By Tom Ryan, Kansas City Star Reader Advisory Panel

Afghanistan is a cake walk compared to the war being waged by the United States and the government of Mexico against the drug cartels. Consider a surge here at home. Start some serious war councils to develop a strategy, and begin work to support our ally; Mexico.

What will it take to get the attention of the White House?

This war affects one of my recommended three objectives for President Obama – Jobs. See this article.

If our southern neighbor continues to suffer, if the drug businesses continue to thrive here and south, if violence continues to spread as a means of the cartels’ business model, and if our porous borders continue to be so, there cannot be a recovery. This crisis should awaken us residing near I-35, shouldn’t it? Or is this the problem of the state governments of Texas, Arizona, New Mexico and California?

Is the government of Mexico worth our alliance? Should we solve this unilaterally?

Someone may wish to write an article comparing and contrasting the insurgencies in Afghanistan/Pakistan with the crisis on our southern border and beyond. Plenty to read on this subject…see this collection. In the meantime, we will have to wait a few more years after the troops come home from Iraq and Afghanistan.

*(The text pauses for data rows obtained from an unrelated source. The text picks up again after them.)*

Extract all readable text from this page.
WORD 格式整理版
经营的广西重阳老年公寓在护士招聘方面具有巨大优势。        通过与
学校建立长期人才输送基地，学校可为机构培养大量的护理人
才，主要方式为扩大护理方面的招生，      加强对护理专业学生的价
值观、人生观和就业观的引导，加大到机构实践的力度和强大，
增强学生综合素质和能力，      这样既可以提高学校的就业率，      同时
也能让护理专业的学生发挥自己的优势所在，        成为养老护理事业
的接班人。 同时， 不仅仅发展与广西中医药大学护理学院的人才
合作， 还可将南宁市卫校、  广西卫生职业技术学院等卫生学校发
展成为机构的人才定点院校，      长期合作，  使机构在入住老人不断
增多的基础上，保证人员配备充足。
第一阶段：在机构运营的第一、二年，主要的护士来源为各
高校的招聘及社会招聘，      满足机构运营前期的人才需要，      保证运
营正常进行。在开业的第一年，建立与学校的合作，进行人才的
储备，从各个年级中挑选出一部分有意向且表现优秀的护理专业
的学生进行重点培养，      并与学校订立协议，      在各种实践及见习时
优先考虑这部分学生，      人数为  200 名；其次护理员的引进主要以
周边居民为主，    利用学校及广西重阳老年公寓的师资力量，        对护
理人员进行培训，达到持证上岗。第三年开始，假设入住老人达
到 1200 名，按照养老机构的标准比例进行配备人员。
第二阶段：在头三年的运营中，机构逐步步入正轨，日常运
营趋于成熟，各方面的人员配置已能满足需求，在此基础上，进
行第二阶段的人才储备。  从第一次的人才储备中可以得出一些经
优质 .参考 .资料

In the meantime, we’ll continue to buy time.

Hopefully the services will have some lessons that have been learned, lessons to apply to their next big challenge…one far more sophisticated and sensitive than the past eight years, one with higher stakes, one where civilian casualties will mean failure, one where the constitution may be our worst enemy. Tell the people in California, Arizona, New Mexico, and Texas to hang on for a few more years. Hopefully, Mexico will have a democratic government in a few years, after their oncoming civil war.

This conflict, while it deserves more of our attention and resources than Afghanistan will have to wait for the time being. In the meantime, the Commander-in-Chief should allow General McChrystal to get on with it, and assign a sharp commander to this emerging theater of war. It’s not looking good at all.